Key Concepts in Thermodynamics

• The state of a simple compressible system is fully specified by two independent intensive properties, which are crucial for solving problems in thermodynamics.

• A simple compressible system is defined as one that lacks electrical, magnetic, gravitational effects, motion, and surface tension—characteristics typical of most thermodynamic systems encountered in engineering.

• Knowing two independent intensive properties allows us to determine any other property of the system. Intensive properties do not depend on mass; if an extensive property is used, it can be divided by mass to yield specific values.

• If two independent intensive properties are known, the state of the system is specified. This means we can derive all other relevant properties from these two known values.

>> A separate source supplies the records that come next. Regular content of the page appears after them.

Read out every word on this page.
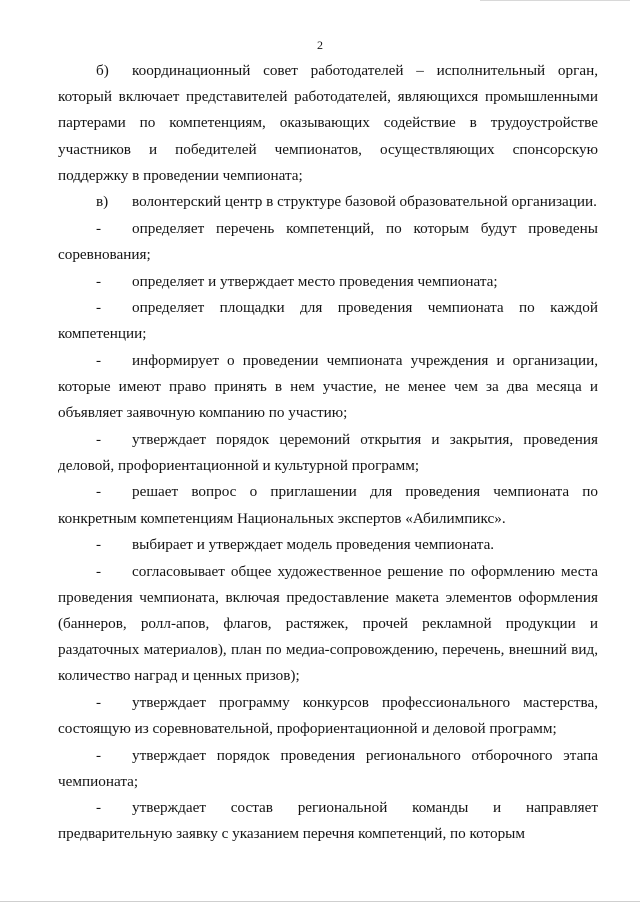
2

б) координационный совет работодателей – исполнительный орган, который включает представителей работодателей, являющихся промышленными партерами по компетенциям, оказывающих содействие в трудоустройстве участников и победителей чемпионатов, осуществляющих спонсорскую поддержку в проведении чемпионата;

в) волонтерский центр в структуре базовой образовательной организации.

- определяет перечень компетенций, по которым будут проведены соревнования;

- определяет и утверждает место проведения чемпионата;

- определяет площадки для проведения чемпионата по каждой компетенции;

- информирует о проведении чемпионата учреждения и организации, которые имеют право принять в нем участие, не менее чем за два месяца и объявляет заявочную компанию по участию;

- утверждает порядок церемоний открытия и закрытия, проведения деловой, профориентационной и культурной программ;

- решает вопрос о приглашении для проведения чемпионата по конкретным компетенциям Национальных экспертов «Абилимпикс».

- выбирает и утверждает модель проведения чемпионата.

- согласовывает общее художественное решение по оформлению места проведения чемпионата, включая предоставление макета элементов оформления (баннеров, ролл-апов, флагов, растяжек, прочей рекламной продукции и раздаточных материалов), план по медиа-сопровождению, перечень, внешний вид, количество наград и ценных призов);

- утверждает программу конкурсов профессионального мастерства, состоящую из соревновательной, профориентационной и деловой программ;

- утверждает порядок проведения регионального отборочного этапа чемпионата;

- утверждает состав региональной команды и направляет предварительную заявку с указанием перечня компетенций, по которым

Additional Considerations for Complex Systems

• In cases where additional effects (like electrical or magnetic) are present in the system, more than two independent intensive properties may be required to fully specify the state.

Recap and Summary

• The study of thermodynamics focuses on energy and its transformations within systems. A 'system' can refer to a specific mass or a defined space (closed or open).

• Properties of systems can be classified as either intensive (independent of mass) or extensive (dependent on mass). The condition or 'state' of a system is determined by its intensive properties.